Foucault, d’ailleurs, ne s’y était pas trompé, qui écrivait :

« Qu’au nom du respect des droits de l’individu, on le laisse faire ce qu’il veut, très bien ! Mais si ce qu’on veut faire est de créer un nouveau mode de vie, alors la question des droits de l’individu n’est pas pertinente. En effet, nous vivons dans un monde légal, social, institutionnel où les seules relations possibles sont extrêmement peu nombreuses, extrêmement schématisées, extrêmement pauvres. Il y a évidemment la relation de mariage et les relations de famille, mais combien d’autres relations devraient pouvoir exister, pouvoir trouver leur code et non pas dans des institutions, mais dans d’éventuels supports ; ce qui n’est pas du tout le cas » [1].

Ce cadre juridique, conféré à priori à certaines relations, ne peut jouer que le rôle de carcan, bien loin d’épouser des formes d’existence effectives, en leur diversité.
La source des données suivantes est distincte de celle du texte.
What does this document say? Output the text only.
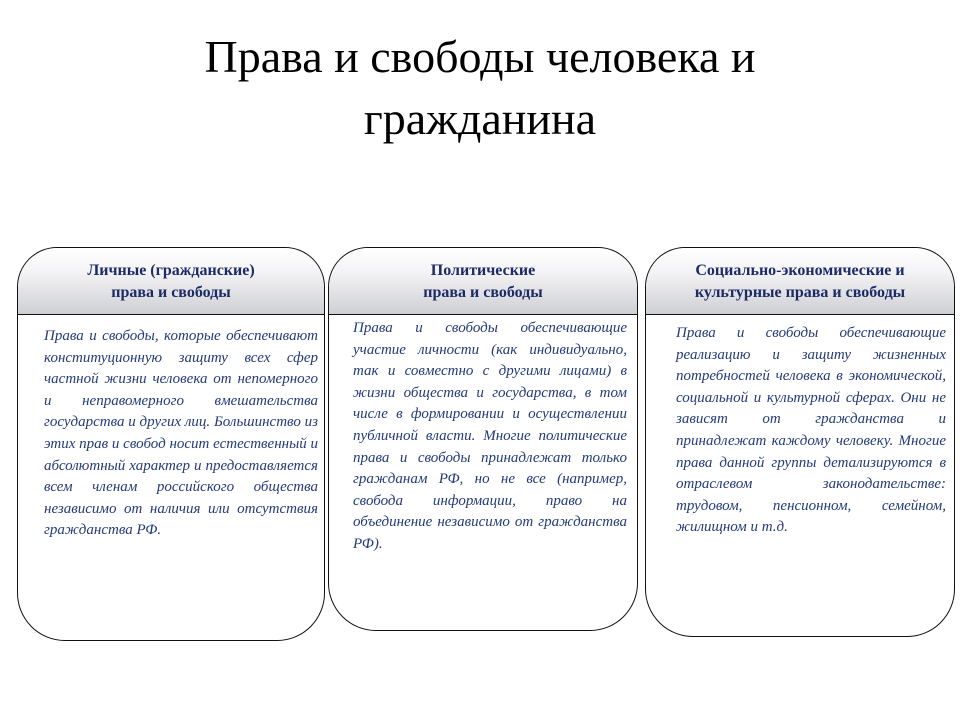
Права и свободы человека и
гражданина
Личные (гражданские)
права и свободы
Права и свободы, которые обеспечивают конституционную защиту всех сфер частной жизни человека от непомерного и неправомерного вмешательства государства и других лиц. Большинство из этих прав и свобод носит естественный и абсолютный характер и предоставляется всем членам российского общества независимо от наличия или отсутствия гражданства РФ.
Политические
права и свободы
Права и свободы обеспечивающие участие личности (как индивидуально, так и совместно с другими лицами) в жизни общества и государства, в том числе в формировании и осуществлении публичной власти. Многие политические права и свободы принадлежат только гражданам РФ, но не все (например, свобода информации, право на объединение независимо от гражданства РФ).
Социально-экономические и
культурные права и свободы
Права и свободы обеспечивающие реализацию и защиту жизненных потребностей человека в экономической, социальной и культурной сферах. Они не зависят от гражданства и принадлежат каждому человеку. Многие права данной группы детализируются в отраслевом законодательстве: трудовом, пенсионном, семейном, жилищном и т.д.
Et, pourtant, Foucault n’était pas contre toute forme d’institutionnalisation éventuelle des liens entre personnes dites de même sexe, quoique sa proposition aboutisse, de fait, à subvertir la notion même d’institution, comme on va le voir. Il écrit en effet ceci :

« Il faut renverser un peu les choses, et plutôt que de dire ce qu’on a dit à un certain moment : “Essayons de réintroduire l’homosexualité dans la normalité générale des relations sociales” [critique de la logique inclusive de certains gays et lesbiennes, et donc aussi de l’extension du mariage entre personnes de même sexe – AN], disons au contraire : “Mais non ! Laissons-la échapper dans toute la mesure du possible au type de relations qui nous est proposé dans notre société, et essayons de créer dans l’espace vide où nous sommes de nouvelles possibilités relationnelles”. En proposant un droit relationnel nouveau, nous verrons que des gens non homosexuels pourront enrichir leur vie en modifiant leur propre schéma de relations » [2].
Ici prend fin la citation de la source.